## Monday, September 1, 2014

### Lights out and Matrices over Z_2

A couple days ago, one of my friends challenged me to solve a riddle posted by spanish newspaper El País. The riddle consisted in explaining why in a 24x24 board, there are impossible configurations of the game Lights Out (you can play it here)

• the first one was to find an impossible configuration, that is, a configuration of lit squares on the board that was impossible to reach starting from a dark board (equivalently, a starting configuration for which you can't turn the lights out).
• the second was to show that at least half of the possible configurations on the board are impossible.
The first part requires a bit of trial and error, but one can find it. The second part obviously implies the first, and also is more interesting.

One trick to attack the problem is to think about it in the general case, on a $n\times n$ board. You quickly realize that the $1\times 1$, $2\times 2$, and $3\times 3$ have no impossible configurations, that is, you can reach any configuration starting from a dark board.

Why is 24 so special then? First of all, notice that since the squares only have two states (on or off), the only thing that determines the state of a square is the parity of the number of times that it has been pushed. More over, we can reduce this to either 0 or 1.

Checking the above set up, one can see that pressing the squares with 1's, we end up with a dark board when $n=4$. Hence, there are two different pushing patterns (this and all 0's) which lead to a dark board. This means that every possible configuration of lights can be achieve at least twice with different pushing patterns (adding the above pushing pattern to any other will make to end up with the same light configuration).

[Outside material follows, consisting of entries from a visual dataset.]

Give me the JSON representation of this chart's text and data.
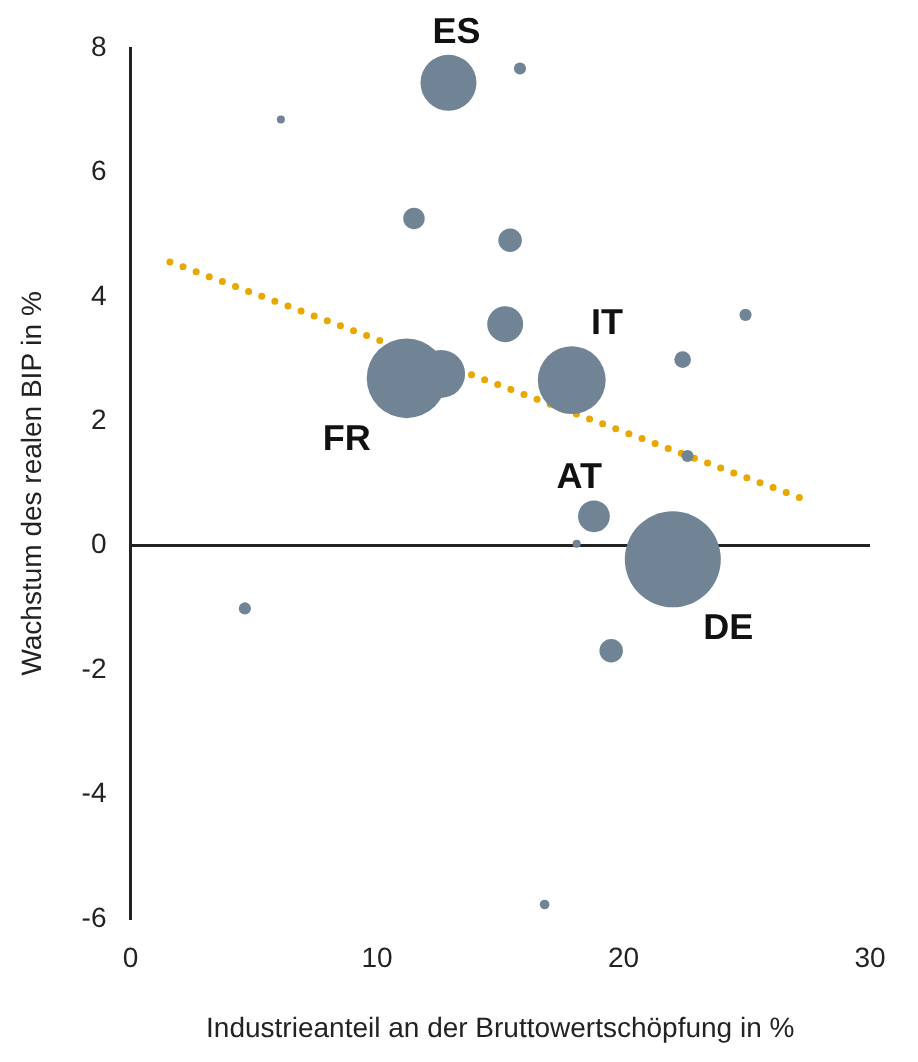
{
  "chart_data": {
    "type": "bubble",
    "xlabel": "Industrieanteil an der Bruttowertschöpfung in %",
    "ylabel": "Wachstum des realen BIP in %",
    "xlim": [
      0,
      30
    ],
    "xticks": [
      0,
      10,
      20,
      30
    ],
    "ylim": [
      -6,
      8
    ],
    "yticks": [
      -6,
      -4,
      -2,
      0,
      2,
      4,
      6,
      8
    ],
    "grid": false,
    "legend": false,
    "series": [
      {
        "color": "#718496",
        "x": [
          12.9,
          15.8,
          6.1,
          11.5,
          15.4,
          24.95,
          15.2,
          11.2,
          12.6,
          17.9,
          22.4,
          22.6,
          18.8,
          18.1,
          22.0,
          4.64,
          19.5,
          16.8
        ],
        "values": [
          7.44,
          7.67,
          6.85,
          5.26,
          4.91,
          3.71,
          3.56,
          2.69,
          2.76,
          2.66,
          2.99,
          1.44,
          0.47,
          0.03,
          -0.22,
          -1.01,
          -1.69,
          -5.77
        ],
        "sizes": [
          0.34,
          0.016,
          0.007,
          0.05,
          0.06,
          0.016,
          0.14,
          0.69,
          0.25,
          0.5,
          0.03,
          0.016,
          0.11,
          0.007,
          1,
          0.016,
          0.06,
          0.01
        ]
      },
      {
        "type": "line",
        "color": "#e8a800",
        "line_style": "dotted",
        "marker": "none",
        "x": [
          1.6,
          27.5
        ],
        "values": [
          4.56,
          0.72
        ]
      }
    ],
    "ref_lines": [
      {
        "axis": "y",
        "value": 0,
        "color": "#222222"
      }
    ],
    "annotations": [
      {
        "text": "ES",
        "x": 12.9,
        "y": 7.44
      },
      {
        "text": "FR",
        "x": 11.2,
        "y": 2.69
      },
      {
        "text": "IT",
        "x": 17.9,
        "y": 2.66
      },
      {
        "text": "AT",
        "x": 18.8,
        "y": 0.47
      },
      {
        "text": "DE",
        "x": 22.0,
        "y": -0.22
      }
    ]
  }
}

Thus the $4\times 4$ case is the first one to have impossible configurations, and actually, at most half of the possible light configurations are possible.

It is not difficult to see that this pattern can be used to treat bigger boards.

For example, the above configuration with lead to a dark $9\times 9$ board. In general, this is possible for $n=5k+4$. Therefore $n=24$ will have the same behavior.

Now, this whole thing smells a lot like linear transformations of vector spaces. And indeed, a nice way to attack the problem is using this language.

Let $p=(p_1,p_2,\dots, p_{n\times n})$ (yes, $n\times n$) be the vector of pushing parity for an $n\times n$ board, were we read the pattern right to left, top to bottom. Thus the dark pushing pattern for the $4\times 4$ is
$$p=(0,1,1,0,1,0,0,1,1,0,0,1,0,1,1,0).$$

Let $A$ be the $n^2 \times n^2$ matrix that gives the light configuration obtained by the $p$ pushing pattern, i.e. $(Ap)^T$ is a vector giving the state of a square (on or off). We use the same convention for reading out this vector.

Hence, a number $n$ will lead to impossible configurations if and only if $A$ is non-invertible. To be more rigorous, we have the following:

$V$ is the vector space $(\mathbb{Z}_2)^{n^2}$ with $\mod 2$ addition, and $A$ is the matrix from $V$ to $V$ containing the rules of the game.

This matrix can be  written in block form as the symmetric tridiagonal matrix

$$A=\begin{pmatrix}B & I_n & 0 & \cdots & 0\\ I_n & B & I_n & \cdots & 0\\ \vdots & \vdots & \vdots & \ddots & \vdots\\ 0 & 0 & 0 & \cdots & B\end{pmatrix}$$

with $I_n$ the $n\times n$ identity matrix and $B=I_n+U_n+L_n$, where $L_n,U_n$ are the lower and upper shift matrices.

Therefore, there are impossible configurations if and only if $\det (A)=0$. Since $B, I_n$ commute with each other, we can calculate the determinant in block form.

Here is a list of the first few determinants

 n det(A) (block polynomial) det (A) 1 I 1 2 B^2 – I -3=1 3 B^3 - 2*B -7=1 4 B^4 - 3*B^2 + I 0 5 B^5 - 4*B^3 + 3*B 0 6 B^6 - 5*B^4 + 6*B^2 – I 2197=1 7 B^7 - 6*B^5 + 10*B^3 - 4*B -34391=1 8 B^8 - 7*B^6 + 15*B^4 - 10*B^2 + I -4002939=1 9 B^9 - 8*B^7 + 21*B^5 - 20*B^3 + 5*B 0

Notice that the coefficients of the block polynomials are Pascal's triangle's.

Hence, we can see that (as expected) $n=9$ gives impossible configurations, however the unexpected $n=5$ appears, so another set of values for $n$ will lead to impossible configurations $n=6k+5$.

A good question would be to find all such possible $n$ leading to impossible configurations, but that might be a task for another time.

Lastly, in order to solve the game for any of the possible $n$'s, the only thing needed is to compute $A^{-1}$ and apply it to the configuration, obtaining the pushing pattern.